Thoraxchirurgie

Nach der Entlassung

Obwohl Sie in unserem Krankenhaus eventuell nicht ruhig schlafen, Ihre beliebigen Sendungen im T.V anschauen, das Essen nach Ihrem Geschmack genießen oder Ihre Freunde nicht jederzeit sehen konnten, haben Sie sich dennoch geborgen gefühlt. Auf Abruf stand sofort ein helfender Pfleger  und je nach Bedarf ein Arzt zur Verfügung. Und nun, zu Hause? „Was mache ich, wenn starke Schmerzen oder Atemnot auftreten?“, fragen sich die meisten Patienten. Keine Angst. Wie bereits gesagt, stecken Sie noch in der Erholungsphase. Ihr Körper braucht, je nach durchgeführter Operation, zwischen 1 Woche bis 6 Monaten um seine früheren Leistungen wieder zu erreichen. Manchmal werden Sauerstoff und Mobilitäts-Hilfsmittel benötigt. Für diese Phase haben wir folgende Tipps für Sie zusammengestellt.

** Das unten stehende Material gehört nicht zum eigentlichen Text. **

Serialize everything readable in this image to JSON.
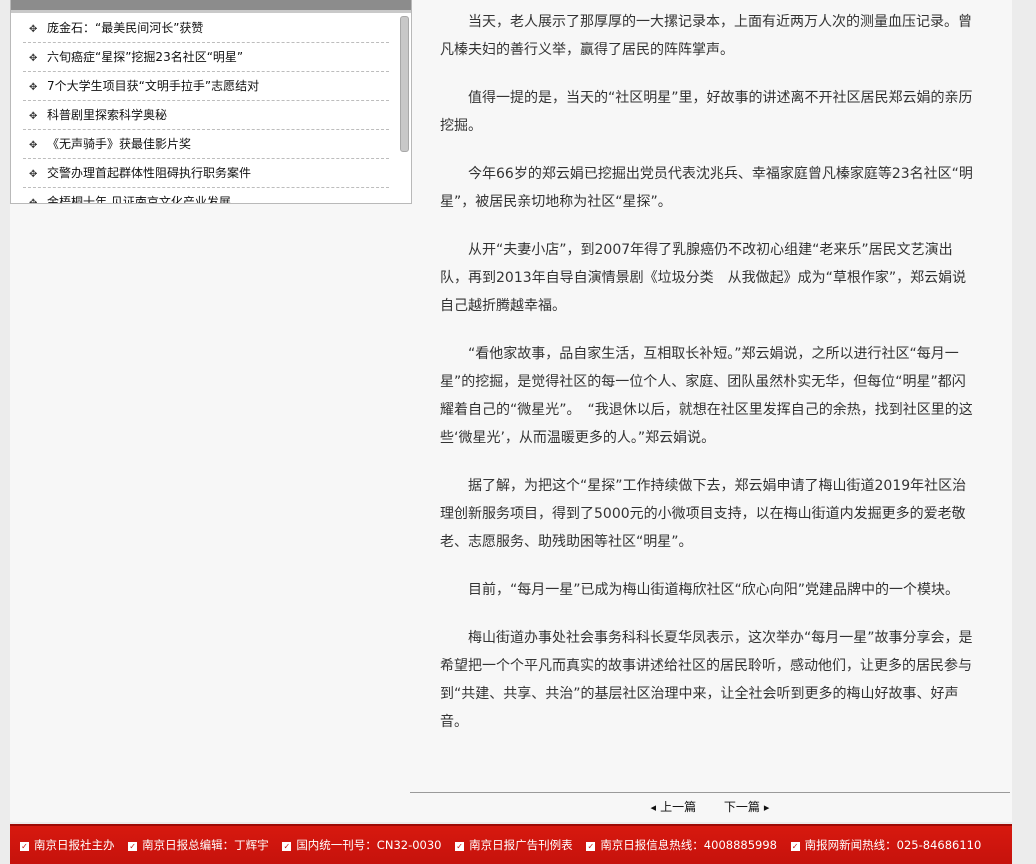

  • Die erste Nacht zu Hause ist meist die schwierigste, da oft Gefühle von Unsicherheit und Hilflosigkeit auftreten. Bemühen Sie sich, Ruhe zu bewahren. Nehmen Sie die Medikamente, die Ihnen verschrieben worden sind und trinken Sie einen Kamillen Tee. Eine Schlaf-Tablette kann auch helfen. Wenn die bisherige Heilung der Wunde das erlaubt (bei der Entlassung wir werden Sie darüber informieren) sollten Sie heiß duschen gehen. Sprechen Sie mit Ihren Angehörigen und teilen Sie ihnen mit, wie Sie sich fühlen. Im Notfall, können Sie unseren Diensthabenden Arzt unter der Telefonnummer 03771 58 3456, erreichen. Tagsüber erreichen Sie uns unter der Telefonnummer 03771 58 1316 oder unsere Notaufnahme unter der 03771 58 1473.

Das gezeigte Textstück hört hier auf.